Isabelle mit précieusement l’églantine dans son corsage, en jetant au jeune homme un long regard de remercîment qui prouvait le prix qu’elle attachait à ce pauvre régal. Sérafine, mâchant la tige de la fleur, la tenait à sa bouche, comme pour en faire lutter le rose pâle avec l’incarnat de ses lèvres.

On alla ainsi jusqu’à la statue mythologique dont le fantôme se dessinait au bout de l’allée, Sigognac écartant les frondaisons qui auraient pu fouetter au passage la figure des visiteuses. La jeune ingénue regardait avec une sorte d’intérêt attendri ce jardin en friche si bien en harmonie avec ce château en ruine. Elle songeait aux tristes heures que Sigognac avait dû compter dans ce séjour de l’ennui, de la misère et de la solitude, le front appuyé contre la vitre, les yeux fixés sur le chemin désert, sans autre compagnie qu’un chien blanc et qu’un chat noir. Les traits plus durs de Sérafine n’exprimaient qu’un froid dédain masqué de politesse; elle trouvait décidément ce gentilhomme par trop délabré, quoiqu’elle eût un certain respect pour les gens titrés.

«C’est ici que finissent mes domaines, dit le Baron, arrivé devant la niche de rocaille où moisissait Pomone. Jadis, aussi loin que la vue peut s’étendre du haut de ces tourelles lézardées, le mont et la plaine, le champ et la bruyère appartenaient à mes ancêtres; mais il m’en reste juste assez pour attendre l’heure où le dernier des Sigognac ira rejoindre ses aïeux dans le caveau de famille, désormais leur seule possession.

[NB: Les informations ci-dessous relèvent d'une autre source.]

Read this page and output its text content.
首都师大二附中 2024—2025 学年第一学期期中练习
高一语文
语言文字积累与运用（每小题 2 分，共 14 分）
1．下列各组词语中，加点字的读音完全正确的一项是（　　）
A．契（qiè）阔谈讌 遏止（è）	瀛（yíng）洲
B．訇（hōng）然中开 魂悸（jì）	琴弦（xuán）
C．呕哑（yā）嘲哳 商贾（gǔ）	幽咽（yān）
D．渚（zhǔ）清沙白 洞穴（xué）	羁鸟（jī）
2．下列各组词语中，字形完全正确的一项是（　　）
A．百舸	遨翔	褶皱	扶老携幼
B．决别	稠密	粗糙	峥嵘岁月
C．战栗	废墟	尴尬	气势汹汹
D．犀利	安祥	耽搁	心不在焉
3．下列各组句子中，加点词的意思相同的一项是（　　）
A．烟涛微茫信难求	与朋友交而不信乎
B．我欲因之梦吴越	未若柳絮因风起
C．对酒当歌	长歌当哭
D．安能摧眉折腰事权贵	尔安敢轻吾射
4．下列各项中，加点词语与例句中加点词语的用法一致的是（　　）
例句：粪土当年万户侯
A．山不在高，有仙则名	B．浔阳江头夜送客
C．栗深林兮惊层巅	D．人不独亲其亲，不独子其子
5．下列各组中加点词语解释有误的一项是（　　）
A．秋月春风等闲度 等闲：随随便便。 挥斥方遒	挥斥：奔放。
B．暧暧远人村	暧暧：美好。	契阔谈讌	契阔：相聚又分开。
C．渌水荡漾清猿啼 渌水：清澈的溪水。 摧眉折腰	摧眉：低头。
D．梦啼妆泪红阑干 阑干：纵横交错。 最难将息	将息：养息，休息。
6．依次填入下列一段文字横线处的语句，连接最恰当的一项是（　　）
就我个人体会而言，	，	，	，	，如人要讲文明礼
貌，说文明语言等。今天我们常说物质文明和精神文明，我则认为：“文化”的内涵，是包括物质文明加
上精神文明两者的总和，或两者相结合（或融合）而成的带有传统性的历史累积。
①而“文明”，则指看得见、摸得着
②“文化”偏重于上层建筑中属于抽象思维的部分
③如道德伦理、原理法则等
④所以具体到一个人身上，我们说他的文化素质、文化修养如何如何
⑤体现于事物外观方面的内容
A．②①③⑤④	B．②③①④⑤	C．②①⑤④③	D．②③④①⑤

—Savez-vous que vous êtes lugubre de bon matin! répondit Isabelle, touchée par cette réflexion qu’elle avait faite elle-même, et prenant un air enjoué pour dissiper le nuage de tristesse étendu sur le front de Sigognac; la Fortune est femme, et, quoiqu’on la dise aveugle, du haut de sa roue, elle distingue parfois dans la foule un cavalier de naissance et de mérite; il ne s’agit que de se trouver sur son passage. Allons, décidez-vous, venez avec nous, et peut-être, dans quelques années, les tours de Sigognac, coiffées d’ardoises neuves, restaurées et blanchies, feront une aussi fière figure qu’elles en font une piteuse, et puis, vraiment, cela me chagrinerait de vous laisser dans ce manoir à hiboux,» ajouta-t-elle à mi-voix, assez bas pour que Sérafine ne pût l’entendre.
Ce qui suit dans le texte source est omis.